The claimants in the case argue they are being denied their rights as workers.
A ‘worker’ is a middle category in-between an ’employee’ and someone who is genuinely self-employed. Workers have fewer statutory employments than employees. but still have important rights, for example to the minimum wage and paid holidays.
“We believe that gig economy employers such as DX are trying to avoid their legal responsibilities by dressing up relations with their workers as self-employment,” says Michael Newman, of Leigh Day, the law firm acting for the claimants. “We intend to challenge this on behalf of those workers who are losing out.
“The ‘gig economy’ refers to companies operating a system where temporary positions are common and an attempt is made to label those working on short-term engagements as ‘independent contractors’,” adds Newman.
“This practice can allow both the company and individual more flexibility in the way they carry out their work. However, this flexibility is often used as an excuse to deny individuals security and basic workers’ rights,” he says.
Justin Bowden, GMB National Secretary, says: “It is high time that gig economy employers like DX stepped up to their responsibilities for those who put in the hours for them. GMB will continue to challenge this shameful practice wherever we can.

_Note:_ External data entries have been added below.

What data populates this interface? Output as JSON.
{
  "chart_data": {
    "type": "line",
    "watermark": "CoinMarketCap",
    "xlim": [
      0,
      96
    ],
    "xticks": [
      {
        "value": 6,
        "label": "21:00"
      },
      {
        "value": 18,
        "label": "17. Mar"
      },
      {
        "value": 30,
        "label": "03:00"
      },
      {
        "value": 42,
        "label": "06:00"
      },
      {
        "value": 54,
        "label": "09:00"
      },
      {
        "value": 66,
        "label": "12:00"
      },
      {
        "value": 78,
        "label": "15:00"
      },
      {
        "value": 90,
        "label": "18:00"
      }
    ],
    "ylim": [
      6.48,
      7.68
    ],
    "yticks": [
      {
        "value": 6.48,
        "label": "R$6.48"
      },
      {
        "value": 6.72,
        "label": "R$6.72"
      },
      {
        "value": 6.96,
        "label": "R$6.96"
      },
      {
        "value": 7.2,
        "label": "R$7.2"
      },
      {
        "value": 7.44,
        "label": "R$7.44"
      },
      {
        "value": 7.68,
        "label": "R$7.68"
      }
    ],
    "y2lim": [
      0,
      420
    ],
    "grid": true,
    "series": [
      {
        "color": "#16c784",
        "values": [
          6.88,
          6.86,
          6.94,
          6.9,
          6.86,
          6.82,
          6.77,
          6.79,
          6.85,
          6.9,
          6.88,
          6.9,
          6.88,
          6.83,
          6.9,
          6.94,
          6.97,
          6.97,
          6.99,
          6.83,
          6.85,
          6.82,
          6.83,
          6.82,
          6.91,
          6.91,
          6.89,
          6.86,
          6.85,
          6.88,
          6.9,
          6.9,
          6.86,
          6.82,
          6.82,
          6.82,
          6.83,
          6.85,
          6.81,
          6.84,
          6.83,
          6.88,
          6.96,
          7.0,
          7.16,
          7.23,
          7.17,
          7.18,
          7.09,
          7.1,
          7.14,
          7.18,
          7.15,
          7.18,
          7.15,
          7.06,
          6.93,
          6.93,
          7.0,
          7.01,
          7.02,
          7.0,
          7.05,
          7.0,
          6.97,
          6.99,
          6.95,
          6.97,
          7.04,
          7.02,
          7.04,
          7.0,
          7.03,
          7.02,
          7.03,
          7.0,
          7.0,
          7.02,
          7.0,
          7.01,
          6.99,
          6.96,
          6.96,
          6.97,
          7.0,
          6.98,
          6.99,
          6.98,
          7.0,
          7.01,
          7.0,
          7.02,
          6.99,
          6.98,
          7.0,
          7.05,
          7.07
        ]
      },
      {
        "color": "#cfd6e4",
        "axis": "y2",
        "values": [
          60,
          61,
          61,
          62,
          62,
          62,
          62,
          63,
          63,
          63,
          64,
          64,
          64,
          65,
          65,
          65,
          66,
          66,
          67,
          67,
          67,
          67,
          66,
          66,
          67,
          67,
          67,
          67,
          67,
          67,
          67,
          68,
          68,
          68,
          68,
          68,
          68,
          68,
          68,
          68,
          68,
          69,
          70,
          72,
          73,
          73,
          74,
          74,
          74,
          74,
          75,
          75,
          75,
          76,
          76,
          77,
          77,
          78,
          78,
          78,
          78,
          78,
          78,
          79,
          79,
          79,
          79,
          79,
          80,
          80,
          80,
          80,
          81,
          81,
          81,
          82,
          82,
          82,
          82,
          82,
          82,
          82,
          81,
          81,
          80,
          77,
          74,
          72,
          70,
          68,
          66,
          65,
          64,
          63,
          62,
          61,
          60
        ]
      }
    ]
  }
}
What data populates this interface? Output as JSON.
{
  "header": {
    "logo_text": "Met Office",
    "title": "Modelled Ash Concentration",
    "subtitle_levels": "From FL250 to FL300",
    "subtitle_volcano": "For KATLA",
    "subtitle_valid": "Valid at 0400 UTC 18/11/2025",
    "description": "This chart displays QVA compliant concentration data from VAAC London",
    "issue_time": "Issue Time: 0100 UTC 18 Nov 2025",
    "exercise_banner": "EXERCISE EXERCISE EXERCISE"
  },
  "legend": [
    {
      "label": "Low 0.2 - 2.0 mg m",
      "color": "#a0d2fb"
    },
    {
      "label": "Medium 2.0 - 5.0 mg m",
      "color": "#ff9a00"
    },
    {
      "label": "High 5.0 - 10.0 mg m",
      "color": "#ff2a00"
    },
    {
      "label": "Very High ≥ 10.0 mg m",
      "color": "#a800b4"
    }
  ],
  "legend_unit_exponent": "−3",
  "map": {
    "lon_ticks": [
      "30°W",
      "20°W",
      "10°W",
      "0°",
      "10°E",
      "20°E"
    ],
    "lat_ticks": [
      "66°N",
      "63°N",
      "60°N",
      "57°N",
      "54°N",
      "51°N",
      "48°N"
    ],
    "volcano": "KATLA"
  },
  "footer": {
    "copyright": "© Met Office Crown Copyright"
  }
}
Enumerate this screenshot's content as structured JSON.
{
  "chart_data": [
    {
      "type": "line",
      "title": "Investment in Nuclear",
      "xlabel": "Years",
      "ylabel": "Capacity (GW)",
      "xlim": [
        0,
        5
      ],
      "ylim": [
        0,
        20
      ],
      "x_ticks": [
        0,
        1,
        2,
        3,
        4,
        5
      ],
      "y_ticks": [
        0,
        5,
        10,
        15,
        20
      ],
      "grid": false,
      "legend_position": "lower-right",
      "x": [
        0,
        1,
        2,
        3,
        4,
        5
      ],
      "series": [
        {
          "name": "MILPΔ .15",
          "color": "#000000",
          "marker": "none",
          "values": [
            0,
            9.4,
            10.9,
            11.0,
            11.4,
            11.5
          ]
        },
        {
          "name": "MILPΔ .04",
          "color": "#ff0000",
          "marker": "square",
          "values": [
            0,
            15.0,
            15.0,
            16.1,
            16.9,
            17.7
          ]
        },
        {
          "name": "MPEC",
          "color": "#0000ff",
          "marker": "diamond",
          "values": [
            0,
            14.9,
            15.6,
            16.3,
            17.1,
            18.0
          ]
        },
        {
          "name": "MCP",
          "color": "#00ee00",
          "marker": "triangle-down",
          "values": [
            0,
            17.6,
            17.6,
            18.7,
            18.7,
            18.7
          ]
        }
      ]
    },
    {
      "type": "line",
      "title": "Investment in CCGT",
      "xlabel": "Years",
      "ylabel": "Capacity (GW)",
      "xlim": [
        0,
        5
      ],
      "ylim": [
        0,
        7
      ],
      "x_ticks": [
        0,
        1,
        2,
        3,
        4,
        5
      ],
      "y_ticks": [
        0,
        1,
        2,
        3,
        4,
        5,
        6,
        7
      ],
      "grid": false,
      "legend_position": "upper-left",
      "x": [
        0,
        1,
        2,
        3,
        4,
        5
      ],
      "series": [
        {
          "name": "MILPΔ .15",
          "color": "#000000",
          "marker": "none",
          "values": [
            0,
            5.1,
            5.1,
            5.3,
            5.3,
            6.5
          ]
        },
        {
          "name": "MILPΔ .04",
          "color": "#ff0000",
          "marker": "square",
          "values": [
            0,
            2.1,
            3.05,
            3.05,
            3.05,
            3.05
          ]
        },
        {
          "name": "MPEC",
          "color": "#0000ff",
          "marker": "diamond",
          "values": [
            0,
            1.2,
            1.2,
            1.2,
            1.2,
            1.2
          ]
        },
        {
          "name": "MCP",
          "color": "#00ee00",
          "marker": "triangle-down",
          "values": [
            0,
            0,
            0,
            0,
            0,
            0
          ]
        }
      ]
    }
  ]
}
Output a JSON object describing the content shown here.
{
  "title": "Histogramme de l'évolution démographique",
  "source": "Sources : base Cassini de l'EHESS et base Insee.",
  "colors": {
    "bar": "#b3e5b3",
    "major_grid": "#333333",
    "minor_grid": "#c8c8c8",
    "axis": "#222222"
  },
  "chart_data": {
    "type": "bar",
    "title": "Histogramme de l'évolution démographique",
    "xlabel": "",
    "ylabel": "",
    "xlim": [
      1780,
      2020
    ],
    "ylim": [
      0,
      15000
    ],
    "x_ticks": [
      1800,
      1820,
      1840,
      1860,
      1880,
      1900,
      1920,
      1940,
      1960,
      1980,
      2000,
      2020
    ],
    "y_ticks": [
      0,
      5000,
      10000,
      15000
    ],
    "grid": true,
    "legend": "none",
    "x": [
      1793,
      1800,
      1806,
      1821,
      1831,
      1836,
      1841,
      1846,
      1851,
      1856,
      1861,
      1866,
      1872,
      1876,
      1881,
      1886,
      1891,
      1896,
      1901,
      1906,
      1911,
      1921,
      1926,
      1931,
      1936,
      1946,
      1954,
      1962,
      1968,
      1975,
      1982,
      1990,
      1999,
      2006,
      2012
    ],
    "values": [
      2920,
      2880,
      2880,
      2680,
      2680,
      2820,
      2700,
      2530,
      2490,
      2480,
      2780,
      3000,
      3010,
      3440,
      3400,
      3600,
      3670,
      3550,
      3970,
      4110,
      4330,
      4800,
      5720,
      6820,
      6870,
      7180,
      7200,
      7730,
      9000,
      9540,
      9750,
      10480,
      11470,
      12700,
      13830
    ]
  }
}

Multi-million pound employers need to realise that they cannot continue to avoid basic workers’ rights.”
What is the statutory definition of an employee and worker?
Section 230 of the Employment Rights Act 1996 contains the following definitions:
(1)In this Act “employee” means an individual who has entered into or works under (or, where the employment has ceased, worked under) a contract of employment.
(2)In this Act “contract of employment” means a contract of service or apprenticeship, whether express or implied, and (if it is express) whether oral or in writing.
(3)In this Act “worker” (except in the phrases “shop worker” and “betting worker”) means an individual who has entered into or works under (or, where the employment has ceased, worked under)—
(a)a contract of employment, or
(b)any other contract, whether express or implied and (if it is express) whether oral or in writing, whereby the individual undertakes to do or perform personally any work or services for another party to the contract whose status is not by virtue of the contract that of a client or customer of any profession or business undertaking carried on by the individual;
and any reference to a worker’s contract shall be construed accordingly.
What statutory rights does a worker have?
Some of the main statutory employment rights a worker has:
- The minimum wage
- Paid leave under the Working Time Regulations
- Not to suffer unlawful discrimination pursuant to the Equality Act 2010,
- Not to be subjected to a detriment because the worker has made a “protected disclosure” (section 47B(1), Employment Rights Act 1996) (commonly known as whistle blowing).
- not to work more than an average 48 hour week or to opt out out of working more than an average 48 hour week.